Nice example Robert.

But I believe there is a minor oversight....

You are using Synchronize... this will of course pass control back to the main VCL thread by way of some funky message handler... it also means that you are including the time this takes to execute in your benchmark results.

You need to take a snapshot of your timer before the synchronize and after, in order to establish how long that call takes, so you can take that into account when working out the final timing data. In the grand scheme of things, it may be not worth worrying about, but if (as in your example) you are benchmarking something which doesn't take too long itself, the overhead of the synchronize could blow your results away.

If I recall correctly, you may also find problems when running this code on multicore/cpu hardware as gettickcount can return bogus values in certain circumstances. This is why queryPerformanceCounter is preferable, but even that isn't guaranteed from what I've read of the API documentation. To make it super robust as far as timing is concerned, you could provide all three methods (datetime, gettickcount and queryPerformanceCounter) and let the user decide if any of them are bogus.

Overall though, nice example for others to follow. I did something similar to this when I wanted to test one of the back office components of our browser game, except I had 8 threads pounding another machine for load testing.

I've just run your test app, and I spotted a problem... you may want to lose the synchronize altogether... or at least do some form of if (count mod 100=0) then doSync; or something like that.... the reason I say this, is that by having both threads synchronize in this way, you are effectively making your program single threaded because they are bottlenecked into the main VCL thread. I watched the processor usage when the app was running... I got 50% with only one core being utilised... this is down to synchronizing.
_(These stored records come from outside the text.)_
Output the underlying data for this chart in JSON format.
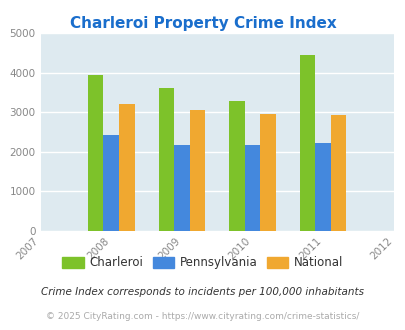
{
  "title": "Charleroi Property Crime Index",
  "title_color": "#1a6ecc",
  "years": [
    2007,
    2008,
    2009,
    2010,
    2011,
    2012
  ],
  "bar_years": [
    2008,
    2009,
    2010,
    2011
  ],
  "charleroi": [
    3950,
    3600,
    3280,
    4450
  ],
  "pennsylvania": [
    2420,
    2180,
    2180,
    2230
  ],
  "national": [
    3200,
    3050,
    2950,
    2920
  ],
  "charleroi_color": "#7dc22a",
  "pennsylvania_color": "#4488dd",
  "national_color": "#f0a830",
  "ylim": [
    0,
    5000
  ],
  "yticks": [
    0,
    1000,
    2000,
    3000,
    4000,
    5000
  ],
  "plot_bg_color": "#deeaf0",
  "legend_labels": [
    "Charleroi",
    "Pennsylvania",
    "National"
  ],
  "footnote1": "Crime Index corresponds to incidents per 100,000 inhabitants",
  "footnote2": "© 2025 CityRating.com - https://www.cityrating.com/crime-statistics/",
  "bar_width": 0.22,
  "grid_color": "#ffffff"
}
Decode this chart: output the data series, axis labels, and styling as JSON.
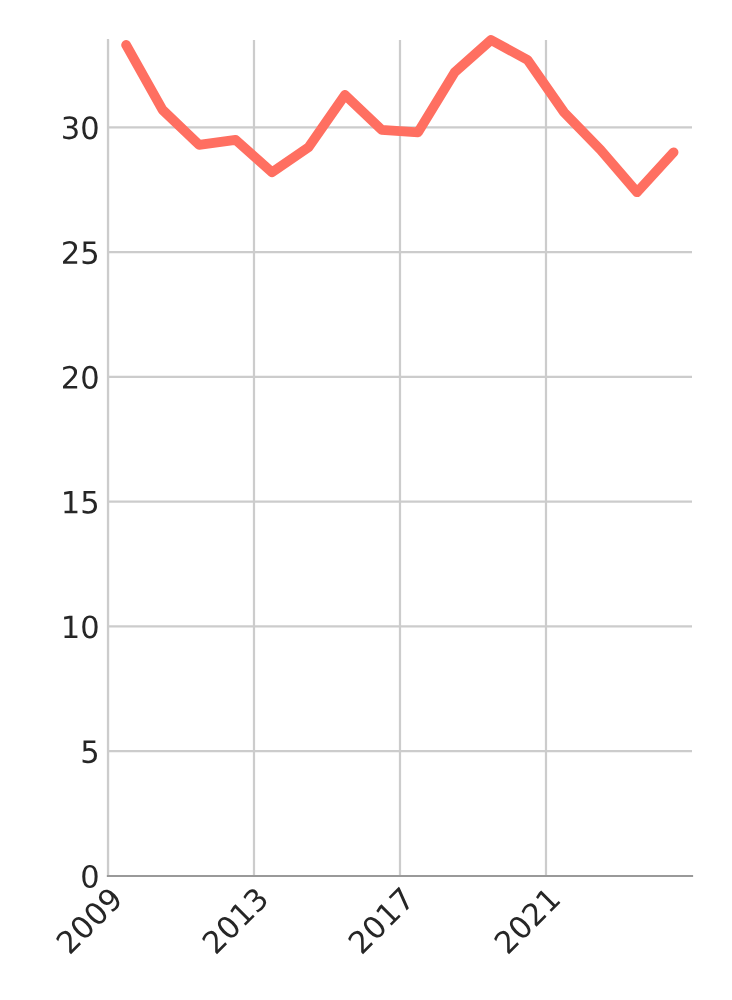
{
  "chart_data": {
    "type": "line",
    "x": [
      "2009-07",
      "2010-07",
      "2011-07",
      "2012-07",
      "2013-07",
      "2014-07",
      "2015-07",
      "2016-07",
      "2017-07",
      "2018-07",
      "2019-07",
      "2020-07",
      "2021-07",
      "2022-07",
      "2023-07",
      "2024-07"
    ],
    "series": [
      {
        "color": "#ff6f61",
        "values": [
          33.3,
          30.7,
          29.3,
          29.5,
          28.2,
          29.2,
          31.3,
          29.9,
          29.8,
          32.2,
          33.5,
          32.7,
          30.6,
          29.1,
          27.4,
          29.0
        ]
      }
    ],
    "xlim": [
      "2009",
      "2025"
    ],
    "xticks": [
      "2009",
      "2013",
      "2017",
      "2021"
    ],
    "ylim": [
      0,
      33.5
    ],
    "yticks": [
      0,
      5,
      10,
      15,
      20,
      25,
      30
    ],
    "grid": true,
    "marker": "none",
    "line_style": "solid"
  }
}
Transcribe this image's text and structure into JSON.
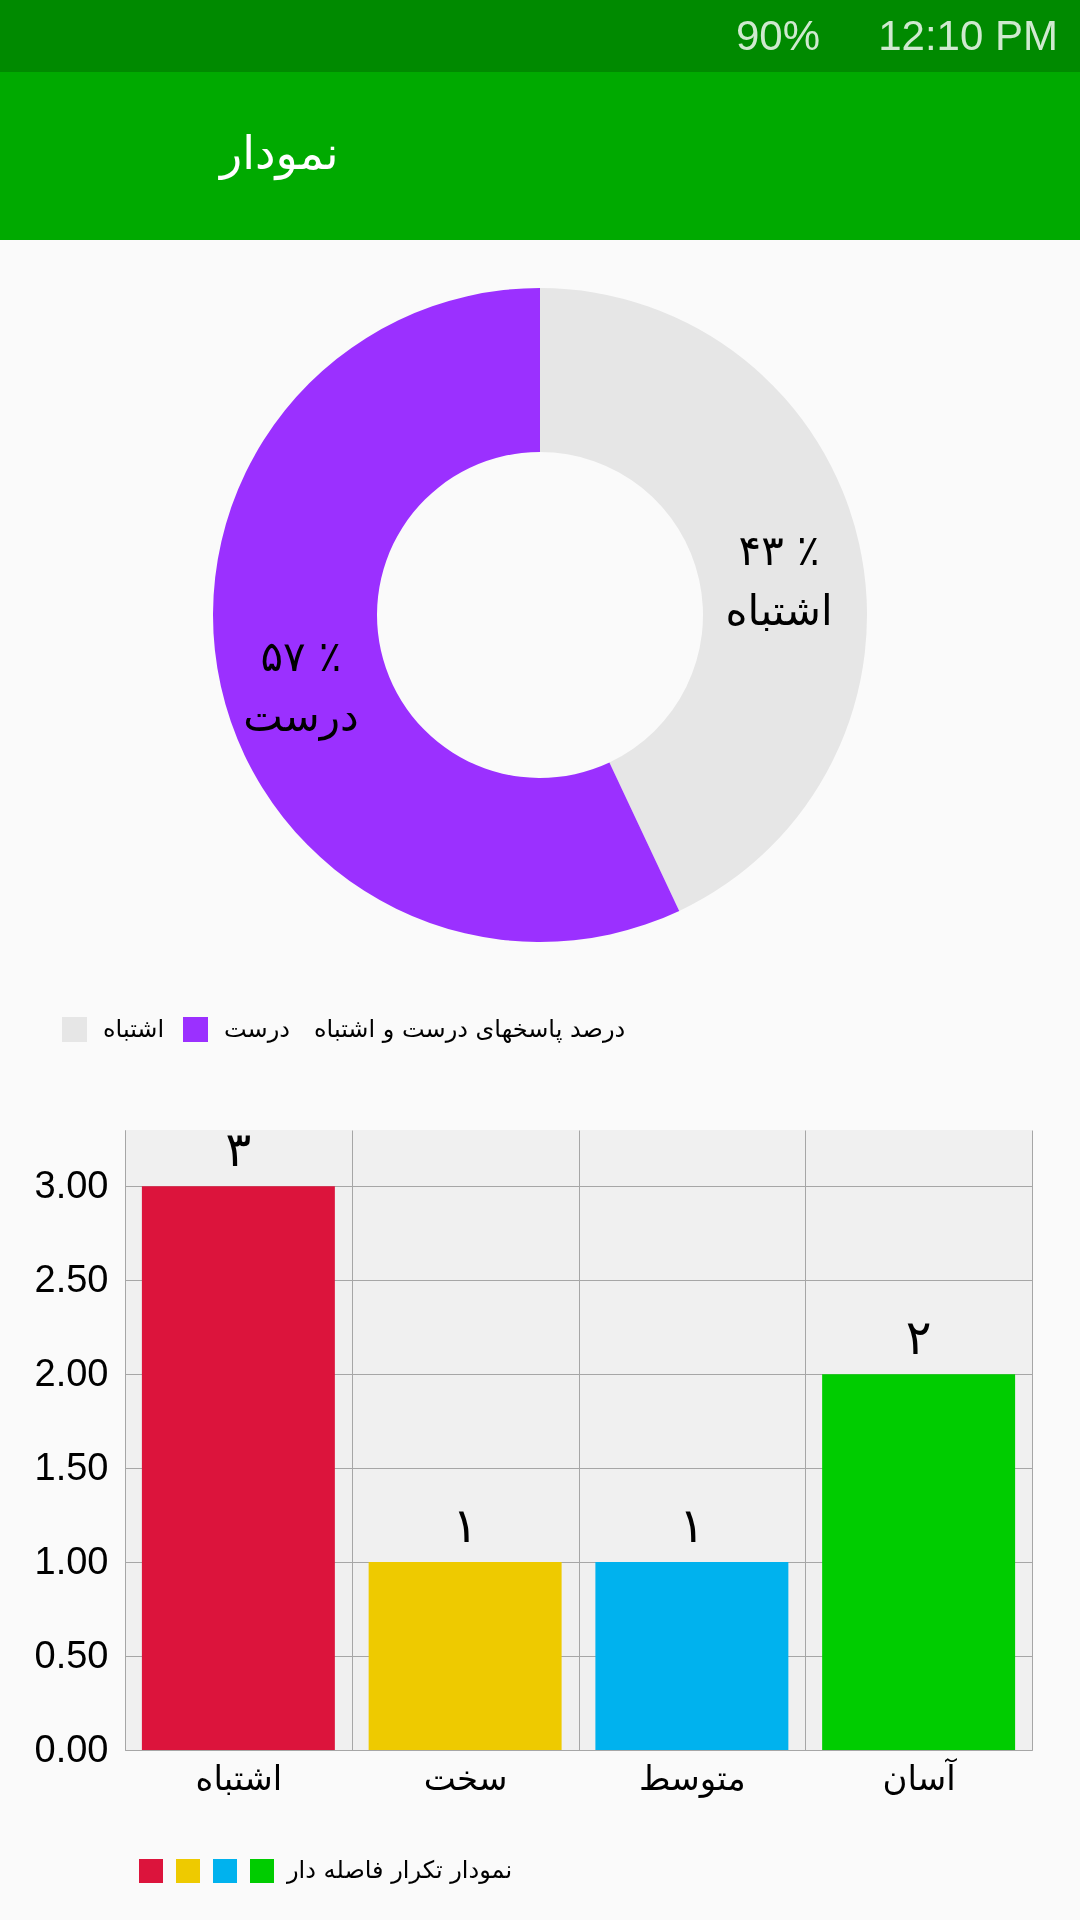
{
  "chart_data": [
    {
      "type": "other",
      "title": "نمودار",
      "annotations": [
        "90%",
        "12:10 PM"
      ]
    },
    {
      "type": "donut",
      "categories": [
        "اشتباه",
        "درست"
      ],
      "values": [
        43,
        57
      ],
      "colors": [
        "#e6e6e6",
        "#9b30ff"
      ],
      "value_labels": [
        "۴۳ ٪",
        "۵۷ ٪"
      ],
      "legend": "bottom left",
      "legend_title": "درصد پاسخهای درست و اشتباه"
    },
    {
      "type": "bar",
      "categories": [
        "اشتباه",
        "سخت",
        "متوسط",
        "آسان"
      ],
      "series": [
        {
          "name": "نمودار تکرار فاصله دار",
          "values": [
            3,
            1,
            1,
            2
          ],
          "value_labels": [
            "۳",
            "۱",
            "۱",
            "۲"
          ]
        }
      ],
      "colors": [
        "#dc143c",
        "#eeca00",
        "#00b2ee",
        "#00cc00"
      ],
      "ylim": [
        0,
        3.3
      ],
      "yticks": [
        {
          "value": 0,
          "label": "0.00"
        },
        {
          "value": 0.5,
          "label": "0.50"
        },
        {
          "value": 1,
          "label": "1.00"
        },
        {
          "value": 1.5,
          "label": "1.50"
        },
        {
          "value": 2,
          "label": "2.00"
        },
        {
          "value": 2.5,
          "label": "2.50"
        },
        {
          "value": 3,
          "label": "3.00"
        }
      ],
      "grid": true,
      "legend": "bottom left"
    }
  ]
}
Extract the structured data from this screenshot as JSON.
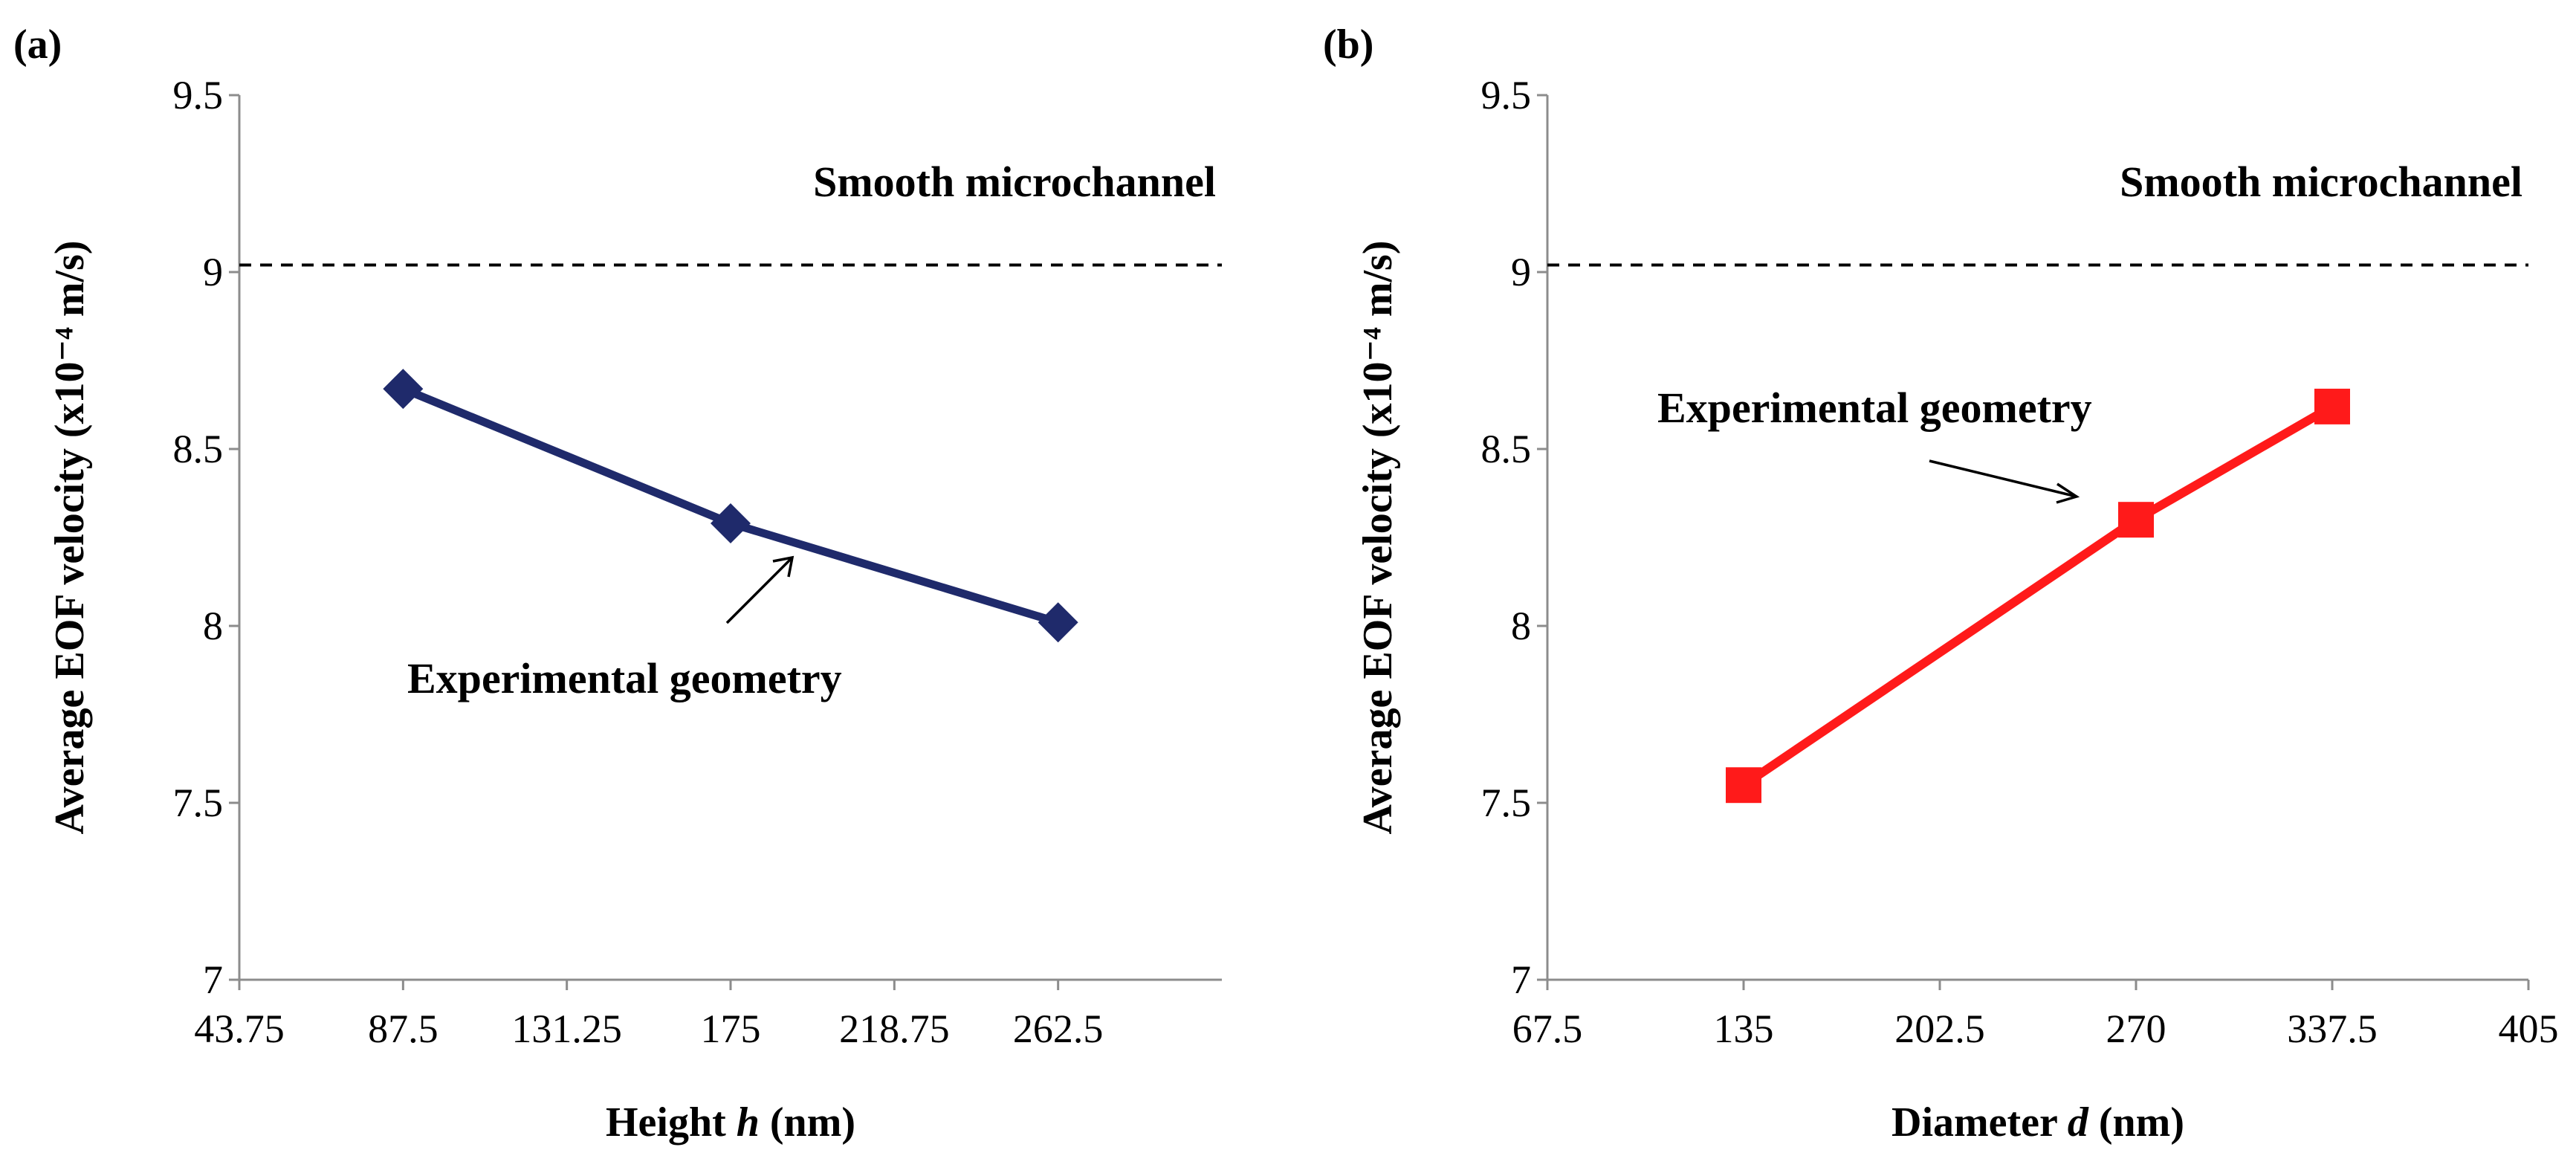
{
  "chart_data": [
    {
      "type": "line",
      "panel_label": "(a)",
      "title": "",
      "xlabel_prefix": "Height ",
      "xlabel_var": "h",
      "xlabel_suffix": " (nm)",
      "ylabel": "Average EOF velocity (x10⁻⁴ m/s)",
      "xlim": [
        43.75,
        306.25
      ],
      "ylim": [
        7,
        9.5
      ],
      "xticks": [
        43.75,
        87.5,
        131.25,
        175,
        218.75,
        262.5
      ],
      "xtick_labels": [
        "43.75",
        "87.5",
        "131.25",
        "175",
        "218.75",
        "262.5"
      ],
      "yticks": [
        7,
        7.5,
        8,
        8.5,
        9,
        9.5
      ],
      "ytick_labels": [
        "7",
        "7.5",
        "8",
        "8.5",
        "9",
        "9.5"
      ],
      "grid": false,
      "series": [
        {
          "name": "EOF velocity",
          "color": "#1f2a6b",
          "marker": "diamond",
          "x": [
            87.5,
            175,
            262.5
          ],
          "y": [
            8.67,
            8.29,
            8.01
          ]
        }
      ],
      "reference_line": {
        "y": 9.02,
        "label": "Smooth microchannel",
        "style": "dashed"
      },
      "annotation": {
        "text": "Experimental geometry",
        "points_to_x": 175,
        "points_to_y": 8.29
      }
    },
    {
      "type": "line",
      "panel_label": "(b)",
      "title": "",
      "xlabel_prefix": "Diameter ",
      "xlabel_var": "d",
      "xlabel_suffix": " (nm)",
      "ylabel": "Average EOF velocity (x10⁻⁴ m/s)",
      "xlim": [
        67.5,
        405
      ],
      "ylim": [
        7,
        9.5
      ],
      "xticks": [
        67.5,
        135,
        202.5,
        270,
        337.5,
        405
      ],
      "xtick_labels": [
        "67.5",
        "135",
        "202.5",
        "270",
        "337.5",
        "405"
      ],
      "yticks": [
        7,
        7.5,
        8,
        8.5,
        9,
        9.5
      ],
      "ytick_labels": [
        "7",
        "7.5",
        "8",
        "8.5",
        "9",
        "9.5"
      ],
      "grid": false,
      "series": [
        {
          "name": "EOF velocity",
          "color": "#ff1a1a",
          "marker": "square",
          "x": [
            135,
            270,
            337.5
          ],
          "y": [
            7.55,
            8.3,
            8.62
          ]
        }
      ],
      "reference_line": {
        "y": 9.02,
        "label": "Smooth microchannel",
        "style": "dashed"
      },
      "annotation": {
        "text": "Experimental geometry",
        "points_to_x": 270,
        "points_to_y": 8.3
      }
    }
  ]
}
So, an improvement on the execute method would be something like this:-

[pascal]
var
startTime : cardinal;
syncStartTime : cardinal;
syncTime : cardinal;
i : cardinal;
begin
syncTime:=0;
i:=1;
startTime:=getTickCount;
repeat
strToInt(fS);
syncStartTime:=getTickCount;
if (i mod 100=0) then
begin
synchronize(fProg.stepIt);
end;
inc(i);
syncTime:=syncTime+(getTickCount-syncStartTime);
until (i>fTimes);
executionTime:=getTickCount-startTime-syncTime;
end;
[/pascal]

I think (I've not tried it) that this will work a lot better, although you will obviously have to modify your progress bar values to take into account the modulo 100 calling pattern for the 'stepit' routine.

But... this could definitely raise the issue about getTickCount returning bogus values on multicore/cpu systems because now the threads really will be running simultaneously.